Jacob’s Ladder Ascension Belicoso Fino Cigar Review – Act II
Not much change in the midsection. Still medium plus in strength, earthy, a little sweet, and cedary. The fruity note tended to come and go. The cigar was very well balanced, and if they gave ratings for burn it would be a 99. Moving on, the cigar remained smooth and creamy. Here again I picked up that citrusy note. So far, the performance was excellent. The smoke output was also pretty hazy, and I was still trying to figure out how they got such a clean finish.
Jacob’s Ladder Ascension Belicoso Fino Cigar Review – Act III
As the needle tilted into the red in body, the strength remained bold but never became overbearing. Some flavors had left the stage, but the smoke maintained a good balance. By this point, the sweetness had pretty much faded. As the Belicoso approached the final inches, the cedar, earth, and baking spices took their last gasp.
What whiskey pairs well with the Jacob’s Ladder Ascension cigar?
Espresso, for sure. As for the harder stuff, a nice bourbon that’s a little on the sweeter side.
For more combinations, see our Cigar & Spirit pairing guide.
Is the Southern Draw Jacob’s Ladder Ascension cigar worth smoking?
As excellent as the Mexican San Andrés maduro wrapper is on the Ascension, I didn’t find it as sweet as I have on other cigars with that wrapper. In this case, I think the ligero may have overpowered it a little, and maybe that was the desired effect. Southern Draw doesn’t do sweet. They do full-bodied, full-flavored, generally spicy, and they’re really good at it. Southern Draw doesn’t just make cigars, they make Southern Draw cigar smokers.

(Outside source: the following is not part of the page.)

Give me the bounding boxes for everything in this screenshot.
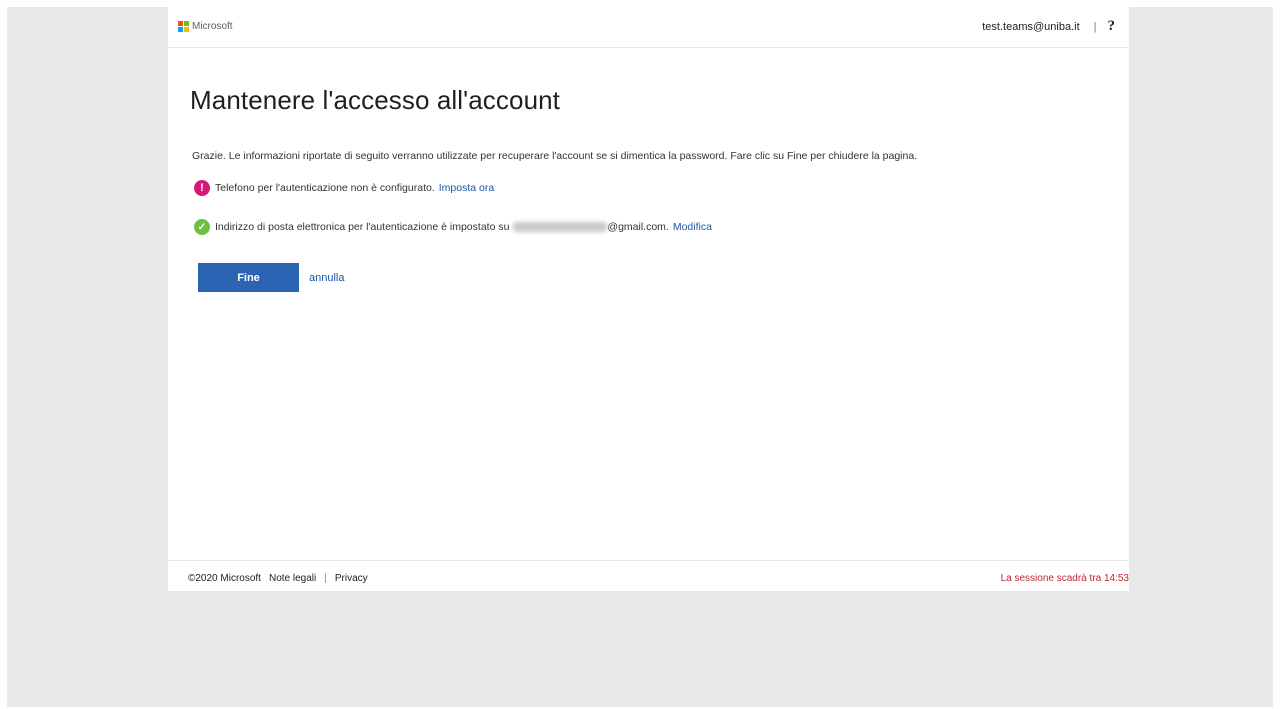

When you also consider the cigar’s smoothness, balance, and extra-long aging, the Ascension is certainly more user friendly than the mainline Jacob’s Ladders. It even lives up to its “bold but approachable” hashtag. Personally, I think it would make an excellent after dinner cigar to be savored slowly with a sweet bourbon or whiskey. Even Robert Holt says the Ascension is “intended to be smoked patiently, allowing the tobaccos to warm gradually so you can appreciate the transitions in body and flavor as you would a pint of Guinness or their favorite IPA Stout.”
Finally, it’s not for beginners, but if you’re curious about how extra ligero impacts a blend like this, or if you love dark, refined, rich tasting Nicaraguan blends, the Ascension is gonna do right by you.